Far back in the field and clearly not fancied at 50/1 was The Grand Budapest Hotel.
The deluded or desperate may have fancied a flutter at 200/1 on the woeful biopic Grace of Monaco

December 2014
The first shift in the odds comes in the wake of the New York and Los Angeles Critics Society awards.
Boyhood scores gongs for best film, director and best supporting actress for Patricia Arquette in New York (in LA she wins best actress). Plus in LA Boyhood takes the additional award of best editing, which New York doesn’t award.
At both ceremonies The Grand Budapest Hotel takes the best screenplay and JK Simmons wins best supporting actor for his amazing performance in Whiplash.
Timothy Spall is best actor in New York for Mr Turner while Marion Cotillard wins best actress for Two Days, One Night.
In LA, Spall’s fellow Brit Tom Hardy wins best actor for his late night low-key Locke.

10th & 11th December
The SAG-AFTRA (actors guild) and the Golden Globe nominations are announced, indicating the momentum of opinion.
This is an intangible but it can be telling; Clint Eastwood’s Million Dollar Baby (2005) was way of the radar until it garnered 6 noms and won best picture, best director and best actress. It’s worth bearing this in mind when considering the way American Sniper is coming up the rails in this year’s race.
Birdman scores highest with 7 noms as Boyhood and The Imitation Game keep their momentum going with 5 nominations apiece.
Selma, The Grand Budapest Hotel and The Theory Of Everything take 4, followed by Into The Woods and Foxcatcher with 3.
Selma is boosted from 10th to 4th, more than halving its odds to 7/1.
Unbroken with no nominations dropped from 3rd (at 10/3) to 5th (at 10/1) It’s also bad news for Interstellar.
However Birdman moved up to 2nd at 5/1 with everything else more or less the same.

January 5
The PGA nominations. American Sniper makes a first appearance as Unbroken drops another place. Boyhood odds shorten and The Grand Budapest Hotel (9th, 25/1) and American Sniper (10th, 33/1) force their way into the reckoning at the expense of Gone Girl and Interstellar.

January 9
At the Golden Globe awards Boyhood enjoys 3 wins with Birdman and The Theory Of Everything winning 2 Globes each.
Boyhood’s odds shrink to an astonishing 1/16 as The Grand Budapest Hotel checks in at 2nd with odds down to 12/1.
Unbroken drops to 9th, on a par with Whiplash at 50/1.

January 15
The Oscar noms are announced with only 8 nominees. 1 less than for the previous 3 years which had 9 nominees apiece and 2 less than the maximum 10 allowed. With 6 Oscar noms Boyhood consolidates first place.

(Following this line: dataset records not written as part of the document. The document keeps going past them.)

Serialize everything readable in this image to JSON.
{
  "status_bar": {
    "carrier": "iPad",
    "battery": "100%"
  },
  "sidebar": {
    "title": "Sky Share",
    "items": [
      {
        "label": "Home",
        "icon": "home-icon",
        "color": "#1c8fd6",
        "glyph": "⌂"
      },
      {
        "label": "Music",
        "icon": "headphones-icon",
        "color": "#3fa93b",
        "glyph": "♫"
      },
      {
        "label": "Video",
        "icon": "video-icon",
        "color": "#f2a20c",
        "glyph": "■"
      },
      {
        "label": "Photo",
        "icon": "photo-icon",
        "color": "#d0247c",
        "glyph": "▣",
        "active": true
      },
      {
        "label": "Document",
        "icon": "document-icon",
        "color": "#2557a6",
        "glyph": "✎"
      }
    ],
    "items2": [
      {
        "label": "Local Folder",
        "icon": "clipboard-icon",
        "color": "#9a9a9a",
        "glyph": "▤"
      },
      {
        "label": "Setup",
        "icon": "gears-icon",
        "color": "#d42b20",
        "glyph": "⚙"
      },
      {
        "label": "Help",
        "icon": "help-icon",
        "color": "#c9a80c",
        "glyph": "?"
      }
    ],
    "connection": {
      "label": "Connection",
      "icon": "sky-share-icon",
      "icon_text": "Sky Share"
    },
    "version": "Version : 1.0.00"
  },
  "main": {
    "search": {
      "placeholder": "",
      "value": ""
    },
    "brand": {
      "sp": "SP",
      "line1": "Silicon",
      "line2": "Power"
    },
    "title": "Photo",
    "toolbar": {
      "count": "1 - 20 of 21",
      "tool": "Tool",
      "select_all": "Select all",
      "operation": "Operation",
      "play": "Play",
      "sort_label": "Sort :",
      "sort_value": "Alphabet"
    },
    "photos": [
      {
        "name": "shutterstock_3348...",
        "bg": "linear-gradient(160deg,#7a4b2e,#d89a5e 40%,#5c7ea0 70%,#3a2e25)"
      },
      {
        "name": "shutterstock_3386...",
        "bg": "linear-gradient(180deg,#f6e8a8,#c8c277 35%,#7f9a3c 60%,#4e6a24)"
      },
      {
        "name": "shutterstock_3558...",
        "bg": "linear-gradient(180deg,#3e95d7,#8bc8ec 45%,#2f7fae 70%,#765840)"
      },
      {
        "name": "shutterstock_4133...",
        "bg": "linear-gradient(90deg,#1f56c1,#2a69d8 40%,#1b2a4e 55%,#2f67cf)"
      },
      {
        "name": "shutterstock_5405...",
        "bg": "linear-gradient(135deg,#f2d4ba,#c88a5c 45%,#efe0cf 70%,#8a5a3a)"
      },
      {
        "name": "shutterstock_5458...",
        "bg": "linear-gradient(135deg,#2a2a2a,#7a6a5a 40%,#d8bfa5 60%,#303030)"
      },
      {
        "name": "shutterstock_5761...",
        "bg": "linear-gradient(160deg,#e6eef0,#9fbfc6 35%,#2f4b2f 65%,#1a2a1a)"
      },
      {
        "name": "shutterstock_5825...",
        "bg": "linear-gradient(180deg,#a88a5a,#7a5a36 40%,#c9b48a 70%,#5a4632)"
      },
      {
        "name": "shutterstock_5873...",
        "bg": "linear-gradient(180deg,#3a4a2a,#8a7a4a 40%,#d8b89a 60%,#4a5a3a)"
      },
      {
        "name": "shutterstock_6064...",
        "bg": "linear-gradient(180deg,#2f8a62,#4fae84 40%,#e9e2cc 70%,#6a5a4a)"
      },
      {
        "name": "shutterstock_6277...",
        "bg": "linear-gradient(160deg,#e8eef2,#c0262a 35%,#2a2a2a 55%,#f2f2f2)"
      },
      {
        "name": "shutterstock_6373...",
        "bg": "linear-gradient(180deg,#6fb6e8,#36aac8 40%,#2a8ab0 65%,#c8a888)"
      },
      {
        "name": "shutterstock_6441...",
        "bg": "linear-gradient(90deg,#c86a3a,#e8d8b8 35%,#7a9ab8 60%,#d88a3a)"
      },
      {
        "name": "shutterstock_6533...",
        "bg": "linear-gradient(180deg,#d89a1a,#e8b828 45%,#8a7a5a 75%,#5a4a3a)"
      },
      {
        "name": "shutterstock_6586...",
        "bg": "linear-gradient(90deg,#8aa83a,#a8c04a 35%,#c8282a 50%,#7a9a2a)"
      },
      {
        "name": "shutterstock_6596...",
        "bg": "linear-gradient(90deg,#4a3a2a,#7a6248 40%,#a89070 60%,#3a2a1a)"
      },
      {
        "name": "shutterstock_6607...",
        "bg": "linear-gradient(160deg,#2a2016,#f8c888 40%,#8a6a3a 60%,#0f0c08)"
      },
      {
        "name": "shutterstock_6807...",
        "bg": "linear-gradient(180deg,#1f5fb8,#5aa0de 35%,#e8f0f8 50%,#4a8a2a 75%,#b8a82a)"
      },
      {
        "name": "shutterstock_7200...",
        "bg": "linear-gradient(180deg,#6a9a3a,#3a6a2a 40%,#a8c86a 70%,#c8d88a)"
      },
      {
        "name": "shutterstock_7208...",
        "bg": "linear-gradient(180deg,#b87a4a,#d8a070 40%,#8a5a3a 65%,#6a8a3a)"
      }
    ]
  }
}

The Grand Budapest Hotel leapfrogs Birdman despite both picking up 9 noms. The Imitation Game picked up 8. American Sniper sneaks under the wire and scores for 6 noms ahead of 5 noms for The Theory Of Everything.

Apart from noms for best song and best film, Selma fails to pick up nominations in any other category.
Despite 5 noms Foxcatcher fails to make the final best film Oscar cut.

January 26
Post PGA and SGA-AFTRA awards
With less than a month to go Birdman (11/10) closes the gap on Boyhood (8/13) with another best picture win, making the race a real competition for the first time.
The Grand Budapest Hotel at 25/1.
Following it’s record breaking box office American Sniper moves up to 4th and with momentum on it’s side is looking a major threat.
The Imitation Game falls to 40/1 while The Theory Of EverythingWhiplash and Selma drop to 100/1 and are out of the race.

February 09
Boyhood‘s BAFTA best film win is very much a consolation prize, winning it has no impact on the Oscar race at all.
On winning the DGA best picture award and best director awards, Birdman swoops into pole position for the first time and looks set to stay.
A best adapted screenplay win for The Imitation Game shifts the odds slightly in its favour but it’s too little too late for the big prize.

PREDICTIONS:
I want to win: Boyhood. Way back in March I described it’s brilliance as marking the start of the Oscar race, sadly it may not have the legs to carry itself across the finish line in first place.
Who will win: Birdman. If there’s an upset it will be American Sniper. It has taken more money in the US than all the other nominees combined. It has tremendous momentum and the Academy – especially the PGA – loves a money maker.